Quando chegaram a estúdio, os Mão Morta tinham alguns esboços, “bases electrónicas muito bem definidas”, criadas pelo baterista Miguel Pedro, e letras que Adolfo Luxúria Canibal escreveu recorrendo “ao velho método cut-up” de William Burroughs, respigando e ordenando versos de livros escolhidos ao acaso da sua biblioteca.
Pedro Alves Sousa recorda ter sido dos Mécanosphère de Adolfo o primeiro concerto que viu na ZDB, em Lisboa (“andava muito interessado em música experimental”), e elogia os Mão Morta como “únicos tanto no panorama português como internacional, uma banda com bastante ‘quirkiness’ e que sempre me deixou intrigado”. Ilustra o raciocínio com um exemplo: "O Primavera de Destroços (2001) tem beats de jungle. Estão lentos e não são identificados como tal, mas eu andava muito por dentro [desse género musical] na altura e reconheço-os."
Álbum futuro?
Antes de ir para estúdio, tinha os esboços que Miguel Pedro lhe enviara, mas sentia-se perante o desconhecido. “Não sabia se íamos improvisar 100%, se seguiríamos as bases, se seriam solos sobre solos, mas estava excitado com a ideia de me encontrar no meio daquelas distorções altas, de entrar no coração da banda.”

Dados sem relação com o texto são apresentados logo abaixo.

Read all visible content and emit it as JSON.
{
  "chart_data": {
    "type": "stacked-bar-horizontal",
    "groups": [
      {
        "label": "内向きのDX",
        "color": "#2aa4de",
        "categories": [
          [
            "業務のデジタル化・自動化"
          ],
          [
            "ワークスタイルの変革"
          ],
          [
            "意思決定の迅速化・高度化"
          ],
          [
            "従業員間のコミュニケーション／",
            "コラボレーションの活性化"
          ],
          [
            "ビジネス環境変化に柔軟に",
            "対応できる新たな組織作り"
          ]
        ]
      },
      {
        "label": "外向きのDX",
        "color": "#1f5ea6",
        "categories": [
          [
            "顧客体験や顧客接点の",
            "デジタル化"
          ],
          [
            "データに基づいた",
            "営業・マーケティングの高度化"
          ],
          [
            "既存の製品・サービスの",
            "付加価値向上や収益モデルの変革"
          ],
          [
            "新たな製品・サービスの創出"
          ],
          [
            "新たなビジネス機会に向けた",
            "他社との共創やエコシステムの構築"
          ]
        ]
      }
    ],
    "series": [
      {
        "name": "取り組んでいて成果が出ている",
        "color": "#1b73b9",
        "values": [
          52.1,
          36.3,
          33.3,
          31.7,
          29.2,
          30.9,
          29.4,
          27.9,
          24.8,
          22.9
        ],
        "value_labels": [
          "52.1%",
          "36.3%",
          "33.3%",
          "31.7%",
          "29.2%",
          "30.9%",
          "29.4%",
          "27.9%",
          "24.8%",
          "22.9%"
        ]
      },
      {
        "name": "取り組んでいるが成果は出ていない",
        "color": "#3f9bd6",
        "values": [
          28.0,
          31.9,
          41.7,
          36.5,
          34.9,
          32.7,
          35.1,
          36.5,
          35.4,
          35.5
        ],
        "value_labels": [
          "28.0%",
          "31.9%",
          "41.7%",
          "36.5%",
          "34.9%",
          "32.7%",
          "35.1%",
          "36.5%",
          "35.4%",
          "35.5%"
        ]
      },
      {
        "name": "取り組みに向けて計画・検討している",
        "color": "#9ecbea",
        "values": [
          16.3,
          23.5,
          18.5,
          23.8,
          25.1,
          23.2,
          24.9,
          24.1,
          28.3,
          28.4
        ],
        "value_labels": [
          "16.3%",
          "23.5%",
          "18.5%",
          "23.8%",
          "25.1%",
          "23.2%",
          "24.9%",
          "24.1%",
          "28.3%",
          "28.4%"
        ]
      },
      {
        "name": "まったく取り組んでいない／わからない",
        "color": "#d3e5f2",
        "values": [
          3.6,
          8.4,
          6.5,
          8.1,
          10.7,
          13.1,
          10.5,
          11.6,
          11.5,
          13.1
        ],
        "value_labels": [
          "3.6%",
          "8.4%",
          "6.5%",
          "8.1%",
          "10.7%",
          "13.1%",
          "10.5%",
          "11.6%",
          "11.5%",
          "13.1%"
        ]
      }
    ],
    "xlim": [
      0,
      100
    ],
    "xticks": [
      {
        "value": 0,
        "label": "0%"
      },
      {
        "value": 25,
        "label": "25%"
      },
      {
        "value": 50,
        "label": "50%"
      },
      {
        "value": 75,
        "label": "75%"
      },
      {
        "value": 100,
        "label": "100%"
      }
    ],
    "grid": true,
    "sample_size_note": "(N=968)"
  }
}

O resultado foram três temas, Com as próprias tripas, Dias de abandono e A dança das raparigas. No seu ambiente soturno, denso de camadas sonoras a expandirem-se demoradamente, de abstracção instrumental a pontuar as palavras, de espectros rock a entontecerem na trepidante, misteriosa, A dança das raparigas, a música de Tricot carrega em si tanto o ambiente e as desconstruções rock dos Mão Morta como as explorações, olhos apontando ao cosmos, que Pedro Alves Sousa nos mostrou, por exemplo, no díptico Katu e Rahu, que marcou, em 2022, o arranque da sua editora, a Futuro Familiar.
Aquilo que acontecerá na Culturgest e no gnration será a expansão desse universo musical criado. Aos três temas conhecidos, juntar-se-ão "seis ou sete" por revelar. Àquilo que foi gravado nos Arda Recorders, no Porto, em processo de banda em estúdio – Pedro Alves Sousa recorda o desconforto inicial, por ser distante da sua prática habitual, ao gravar numa sala separado da banda —, juntar-se-á o encontro com o desconhecido que o palco suscita.
“Com os ensaios, mudou tudo outra vez. Estamos virados uns para os outros, a dar feedback em tempo real, a ver onde é que a música nos leva. Não faço só solos, estou concentrado em ser um instrumento acompanhante. Tem sido muito enriquecedor”, diz Pedro Alves Sousa.
Existe uma base criada previamente, existe um certo tom – “a música acaba por ser algo psicótica e as letras reflectem esse lado psicótico e a violência do mal-estar contemporâneo”, ilustra Adolfo Luxúria Canibal —, mas o que acontecerá em palco, e que poderá resultar em álbum no futuro — os concertos serão gravados com essa intenção —, será, porém, uma outra coisa. Todo um novo tricotado.